Labor Market Report (Thu): Wage growth continues to subside, although gradually, because the labor market remains tight even though there is a cooldown in the demands of workers. However, structural tension (worsening demographics and decreased labor supply) dominates the cycle factor. Work continues the decline trend. Domestic gauge of unemployment increased rather, but a broader labor force survey (LFS) detailed the decline of nearly 100,000 people in the number of unemployment in the second quarter of 2025. The unemployment rate of LFS in Poland remained between the lowest in the European Union.

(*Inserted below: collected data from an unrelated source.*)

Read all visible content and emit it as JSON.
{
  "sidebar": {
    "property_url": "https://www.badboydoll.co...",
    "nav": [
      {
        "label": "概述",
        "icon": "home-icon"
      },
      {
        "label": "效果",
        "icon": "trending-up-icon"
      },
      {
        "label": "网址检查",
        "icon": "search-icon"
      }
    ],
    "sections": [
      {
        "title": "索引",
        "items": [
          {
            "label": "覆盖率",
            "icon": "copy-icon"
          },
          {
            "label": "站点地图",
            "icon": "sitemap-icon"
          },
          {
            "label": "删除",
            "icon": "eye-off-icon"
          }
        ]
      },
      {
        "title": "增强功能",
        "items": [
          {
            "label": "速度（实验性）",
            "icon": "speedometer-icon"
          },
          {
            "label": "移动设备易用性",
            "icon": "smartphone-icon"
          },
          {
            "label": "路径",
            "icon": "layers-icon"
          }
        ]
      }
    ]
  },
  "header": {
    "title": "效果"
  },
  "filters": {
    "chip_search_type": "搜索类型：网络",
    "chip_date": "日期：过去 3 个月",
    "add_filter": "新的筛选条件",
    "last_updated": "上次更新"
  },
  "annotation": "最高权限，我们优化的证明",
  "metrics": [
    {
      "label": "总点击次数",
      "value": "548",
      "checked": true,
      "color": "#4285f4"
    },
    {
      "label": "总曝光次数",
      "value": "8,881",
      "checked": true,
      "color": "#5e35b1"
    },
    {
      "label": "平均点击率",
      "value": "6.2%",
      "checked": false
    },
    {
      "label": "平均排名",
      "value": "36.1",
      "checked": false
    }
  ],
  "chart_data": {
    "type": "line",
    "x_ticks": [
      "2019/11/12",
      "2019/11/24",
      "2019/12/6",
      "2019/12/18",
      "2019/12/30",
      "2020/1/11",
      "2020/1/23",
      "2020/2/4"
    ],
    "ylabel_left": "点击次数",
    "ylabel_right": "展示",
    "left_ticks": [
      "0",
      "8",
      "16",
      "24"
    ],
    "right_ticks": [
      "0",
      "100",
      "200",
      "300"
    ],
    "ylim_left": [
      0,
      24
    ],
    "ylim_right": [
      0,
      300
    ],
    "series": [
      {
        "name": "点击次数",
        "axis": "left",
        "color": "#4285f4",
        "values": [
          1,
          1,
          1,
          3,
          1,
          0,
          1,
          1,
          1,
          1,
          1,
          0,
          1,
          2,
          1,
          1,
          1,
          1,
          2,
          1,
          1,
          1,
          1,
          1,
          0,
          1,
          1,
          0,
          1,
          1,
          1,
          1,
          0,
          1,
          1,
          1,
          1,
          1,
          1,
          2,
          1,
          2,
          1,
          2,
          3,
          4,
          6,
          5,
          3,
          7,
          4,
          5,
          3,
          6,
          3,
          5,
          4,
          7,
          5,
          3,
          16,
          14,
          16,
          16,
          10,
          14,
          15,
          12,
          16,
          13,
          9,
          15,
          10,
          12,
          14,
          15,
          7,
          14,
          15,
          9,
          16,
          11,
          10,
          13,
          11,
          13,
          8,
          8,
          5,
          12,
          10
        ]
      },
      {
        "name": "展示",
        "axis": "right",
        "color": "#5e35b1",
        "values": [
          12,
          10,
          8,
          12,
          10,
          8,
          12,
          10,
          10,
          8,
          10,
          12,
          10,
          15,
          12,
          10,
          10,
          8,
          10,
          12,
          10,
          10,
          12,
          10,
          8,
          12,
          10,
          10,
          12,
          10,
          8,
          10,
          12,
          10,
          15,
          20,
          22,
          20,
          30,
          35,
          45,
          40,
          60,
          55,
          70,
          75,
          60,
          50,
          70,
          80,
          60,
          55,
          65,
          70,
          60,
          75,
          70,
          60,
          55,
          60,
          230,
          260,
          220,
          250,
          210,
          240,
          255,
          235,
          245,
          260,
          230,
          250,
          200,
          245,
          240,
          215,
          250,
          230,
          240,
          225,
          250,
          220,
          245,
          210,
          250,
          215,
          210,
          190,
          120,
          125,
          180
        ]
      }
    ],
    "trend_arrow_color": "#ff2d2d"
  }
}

Czech Republic (David Havrlant)
PPI (Tue): Industrial producers’ prices are likely to be still in annual decline in August, reflecting the weakening of the price of Brent crude oil and strengthening Koruna against dollars and a single currency in July and August. Reduction of costs for all imports is regulated to consider the price of producers despite the start of the gradual recovery in the Czech Manufacturing.
Armenia (Dmitry Dolgin)
Tariff Decision (TUE): We hope that the Armenian central bank (CBA) keeps the financing rate again not changed by 6.75% at the upcoming council meeting on September 16. The cutting cycle has been detained since February due to global uncertainty and fiscal easing, which has a risk to CPI trends despite strong drames and slowdown in economic activities. Inflation took up to 3.6% yoy in August, exceeding our expectations and made the cutting less likely.